As a nurse or midwife, the impact you have on other people's health and wellbeing is huge. So, if you're caring, compassionate and have a commitment to helping people, you'll find a role that suits you. There are few professions that offer so much in terms of job satisfaction and support, while giving you the chance to enhance people's lives during their times of need.
Nurses are the largest staff group in the NHS/HSC. Nurses work in every type of health setting from Emergency Departments (ED) to patients' homes, with people of all ages and backgrounds.
You’ll train in one of the four fields of nursing - adult, child, learning disability or mental health. After gaining employment, you'll find there are lots of opportunities to progress your career and to specialise. Many of these opportunities will require experience and/or further training.
There are a number of careers in different areas of nursing and midwifery including adult, children’s and mental health.
Adult nursing involves working with adults with many different health conditions. These nurses use their skills to improve the quality of patients' lives, sometimes in difficult situations. Work may be based in hospital wards, clinics or, increasingly, community settings.
To become a nurse, you need to value and respect the privacy and dignity of those in your care.
Mental health nursing
With an increase in mental health problems, mental health nursing has become a varied profession. The key role and challenge is to form therapeutic relationships with mentally ill people and their families.
As a nurse working in mental health you would work as part of a team which includes GPs, psychologists, social workers, psychiatrists and occupational therapists.
People with learning disabilities often have a wide range of physical and mental health conditions. Learning disability nurses provide specialist care in partnership with clients and their carers. Their main aim is to support the well-being and social inclusion of people with a learning disability by improving or maintaining their physical and mental health. For example, teaching someone the skills to find work can helping them lead a more independent and healthy life.
Includes babies born with heart complications, teenagers who have sustained broken limbs, and child protection issues.
The work includes promoting health and development, as well as meeting the needs of those who suffer from acute or long term illness. Family-centred care is provided in hospital, day care centres, child health clinics and in the child's home.
For all areas of nursing you may do shift work to provide 24-hour care.
District nurses visit people in their own homes or in residential care homes, providing care for patients and supporting family members.
As well as providing direct patient care, district nurses also have a teaching role, working with patients to enable them to care for themselves or with family members teaching them how to give care to their relatives.
The role of the health visitor is about the promotion of health and the prevention of illness in all age groups. As a health visitor, you will carry out a wide range of work. You may be working with mothers of young babies, advising on things like:
- physical and emotional development
- other aspects of health and childcare
You might also work with people of any age who suffer from a chronic illness or live with a disability. Your role here will include helping them to overcome problems they may face in coping with their illness or disability.

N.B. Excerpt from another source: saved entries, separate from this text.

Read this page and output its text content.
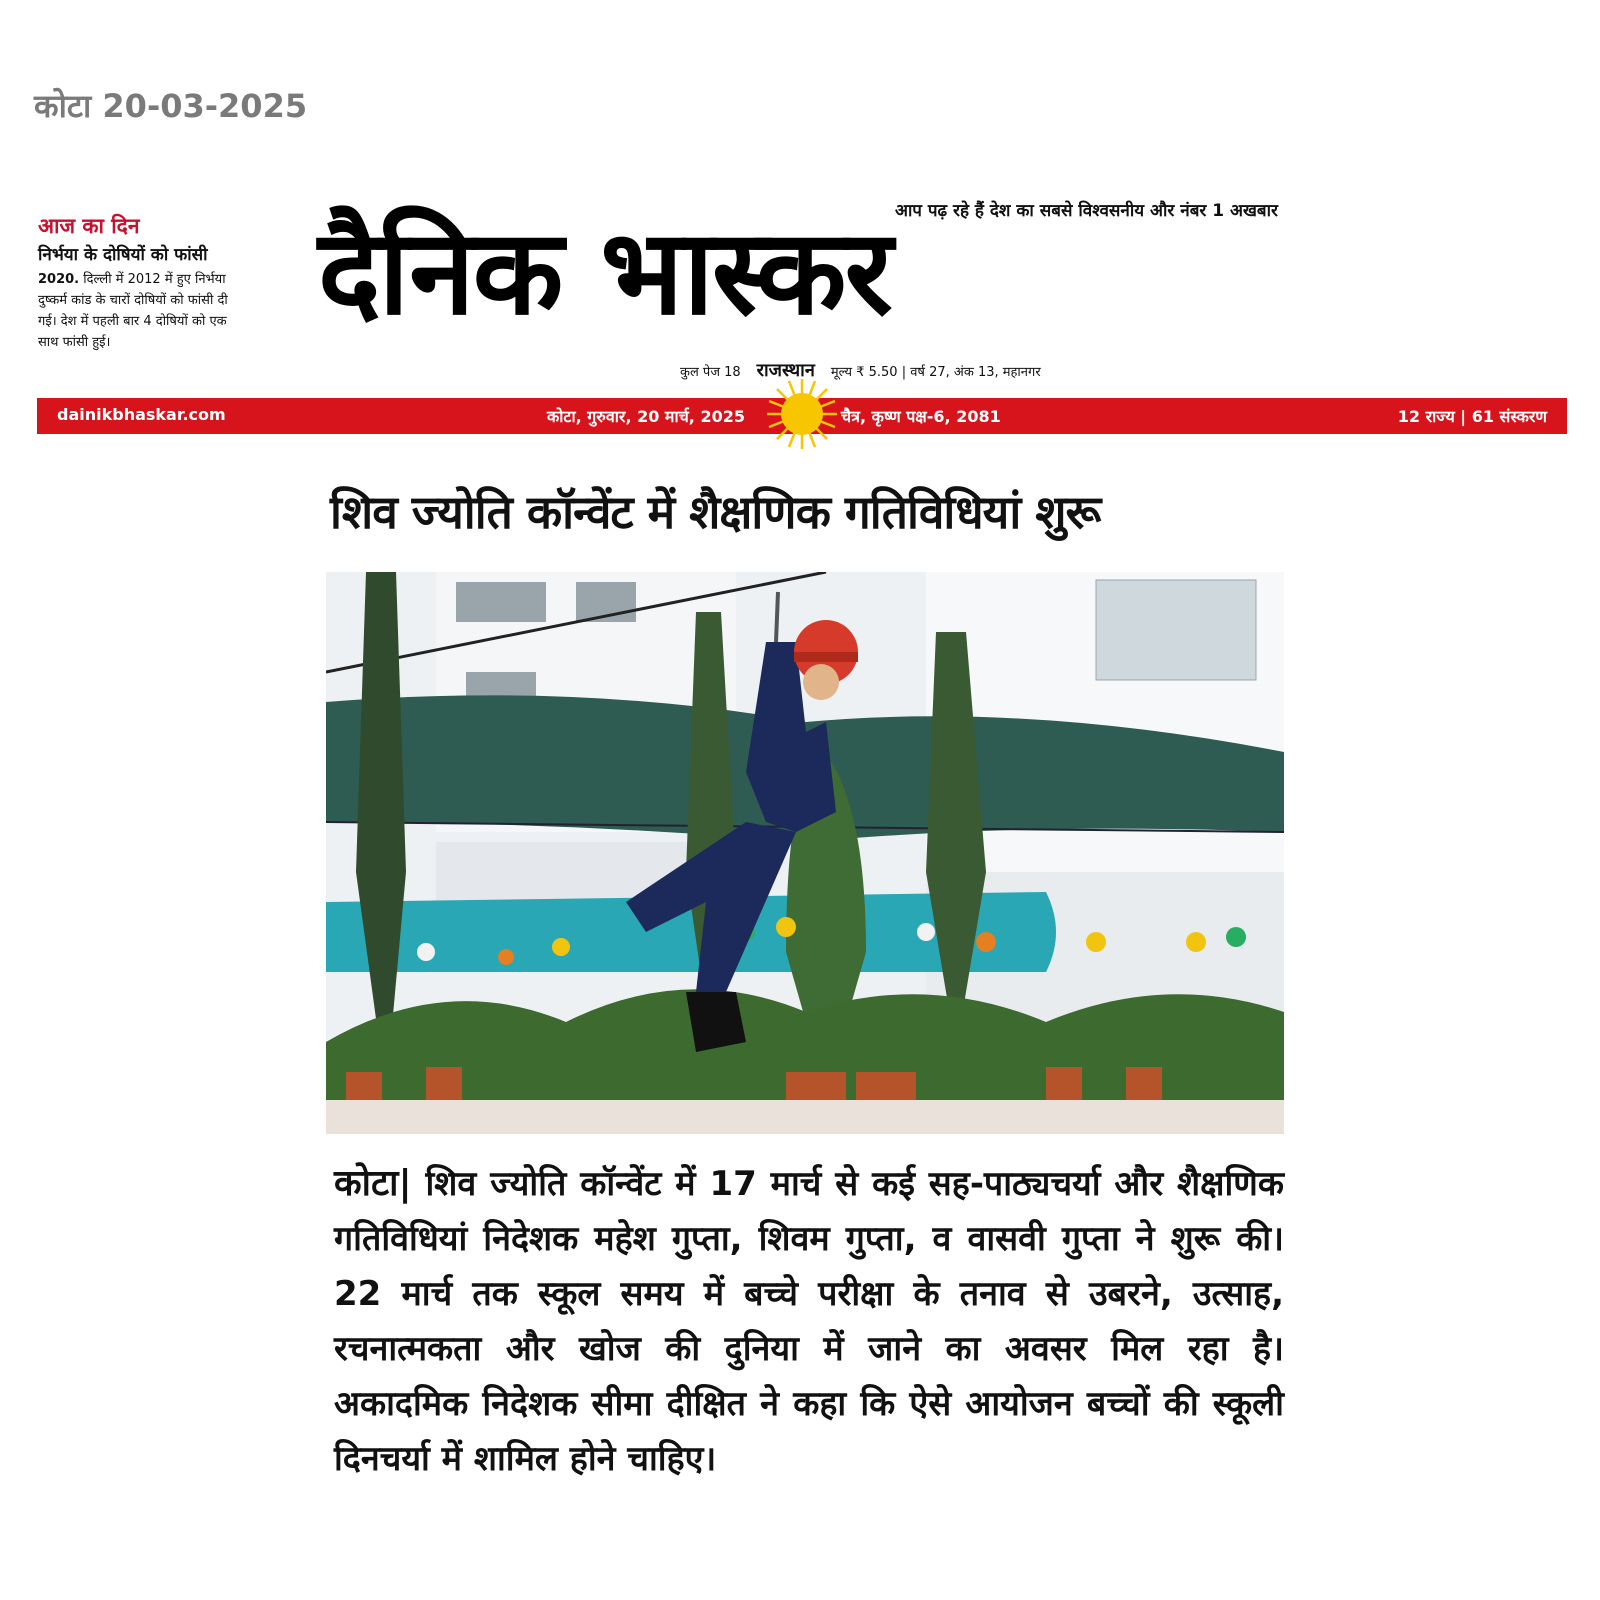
कोटा 20-03-2025
आज का दिन
निर्भया के दोषियों को फांसी
2020. दिल्ली में 2012 में हुए निर्भया दुष्कर्म कांड के चारों दोषियों को फांसी दी गई। देश में पहली बार 4 दोषियों को एक साथ फांसी हुई।
आप पढ़ रहे हैं देश का सबसे विश्वसनीय और नंबर 1 अखबार
दैनिक भास्कर
कुल पेज 18 राजस्थान मूल्य ₹ 5.50 | वर्ष 27, अंक 13, महानगर
dainikbhaskar.com	कोटा, गुरुवार, 20 मार्च, 2025	चैत्र, कृष्ण पक्ष-6, 2081	12 राज्य | 61 संस्करण
शिव ज्योति कॉन्वेंट में शैक्षणिक गतिविधियां शुरू
कोटा| शिव ज्योति कॉन्वेंट में 17 मार्च से कई सह-पाठ्यचर्या और शैक्षणिक गतिविधियां निदेशक महेश गुप्ता, शिवम गुप्ता, व वासवी गुप्ता ने शुरू की। 22 मार्च तक स्कूल समय में बच्चे परीक्षा के तनाव से उबरने, उत्साह, रचनात्मकता और खोज की दुनिया में जाने का अवसर मिल रहा है। अकादमिक निदेशक सीमा दीक्षित ने कहा कि ऐसे आयोजन बच्चों की स्कूली दिनचर्या में शामिल होने चाहिए।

Pregnancy and birth are major events in the life of a woman and her family. Midwives provide care for women throughout the pregnancy and childbirth and are the lead health professional for those women whose pregnancies are uncomplicated.
Midwives work as part of a team of healthcare professionals including GPs, health visitors and social workers.
The midwife’s role is very diverse. Their work includes:
- carrying out clinical care
- providing health education
- supporting the mother and her family throughout the childbearing process
This involves antenatal education, preparation for parenthood and extends to certain areas of gynaecology, family planning and childcare.